6 US$162.4m Woman III by Willem de Kooning
Another painting sold by David Geffen in 2006, it was bought by Steven Cohen, a hedge fund billionaire. It was part of the Tehran Museum of Contemporary Art collection, which meant it disappeared from view after strict rules on images of women were introduced after the 1979 revolution.
7 US$158.5m Le Reve by Pablo Picasso
Another picture snapped up in 2013 by Steven Cohen. The deal had originally been agreed in 2006, but its owner Steve Wynn, the casino magnate, accidentally put his elbow through the canvas. The deal went through after it had been repaired.
8 US$158.4m Portrait of Adele Bloch-Bauer I by Gustav Klimt
Ronald Lauder, the cosmetics magnate, bought the gold-flecked portrait in 2006 for the Neue Galerie. At the time, it was a record paid for a painting. Its extraordinary story - seized by the Nazis during World War II and reclaimed by the rightful owner's niece only when she was in her 80s - is told in a recent film, Woman in Gold.
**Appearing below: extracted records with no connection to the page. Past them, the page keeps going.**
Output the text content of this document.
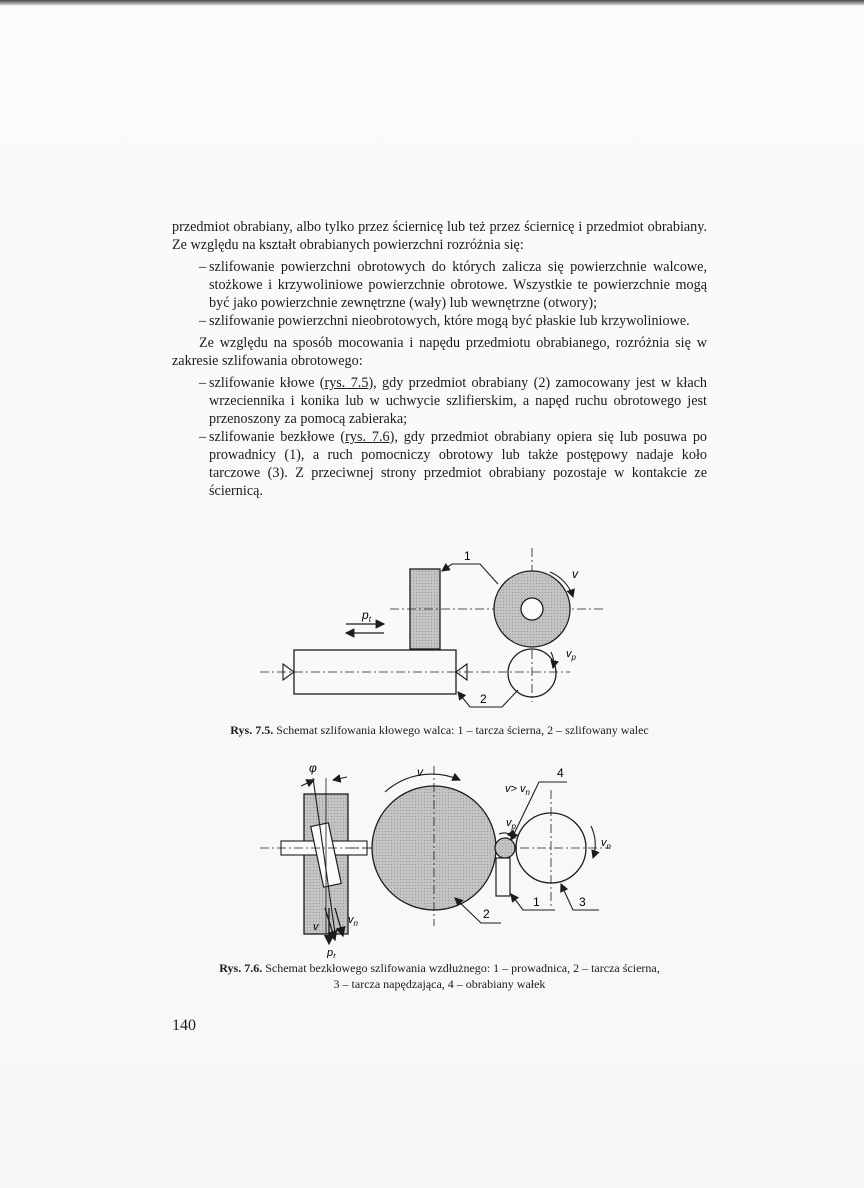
przedmiot obrabiany, albo tylko przez ściernicę lub też przez ściernicę i przedmiot obrabiany. Ze względu na kształt obrabianych powierzchni rozróżnia się:

– szlifowanie powierzchni obrotowych do których zalicza się powierzchnie walcowe, stożkowe i krzywoliniowe powierzchnie obrotowe. Wszystkie te powierzchnie mogą być jako powierzchnie zewnętrzne (wały) lub wewnętrzne (otwory);
– szlifowanie powierzchni nieobrotowych, które mogą być płaskie lub krzywoliniowe.

Ze względu na sposób mocowania i napędu przedmiotu obrabianego, rozróżnia się w zakresie szlifowania obrotowego:

– szlifowanie kłowe (rys. 7.5), gdy przedmiot obrabiany (2) zamocowany jest w kłach wrzeciennika i konika lub w uchwycie szlifierskim, a napęd ruchu obrotowego jest przenoszony za pomocą zabieraka;
– szlifowanie bezkłowe (rys. 7.6), gdy przedmiot obrabiany opiera się lub posuwa po prowadnicy (1), a ruch pomocniczy obrotowy lub także postępowy nadaje koło tarczowe (3). Z przeciwnej strony przedmiot obrabiany pozostaje w kontakcie ze ściernicą.
v
$v_p$
$p_t$
1
2
Rys. 7.5. Schemat szlifowania kłowego walca: 1 – tarcza ścierna, 2 – szlifowany walec
φ
v
$v_n$
$p_t$
v
$v_n$
$v_p$
$v> v_n$
4
1
2
3
Rys. 7.6. Schemat bezkłowego szlifowania wzdłużnego: 1 – prowadnica, 2 – tarcza ścierna,
3 – tarcza napędzająca, 4 – obrabiany wałek
140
9 US$152m Portrait of Dr Gachet by Vincent van Gogh
Van Gogh's portrait of the medic who cared for him broke records when it was sold in 1990. The portrait was bought by a Tokyo art dealer on behalf of Japanese industrialist Ryoei Saito. However, when Saito died in debt, the painting disappeared and its whereabouts remain unknown.
10 US$145m Three studies of Lucian Freud by Francis Bacon
Held the auction record after selling at Christie's New York in 2013. Surpassed its estimate of US$85 million as frantic bidding between seven potential buyers pushed up the price for the 1.8m triptych, which was painted in 1969, and shows Bacon's friend Lucian Freud, the British painter.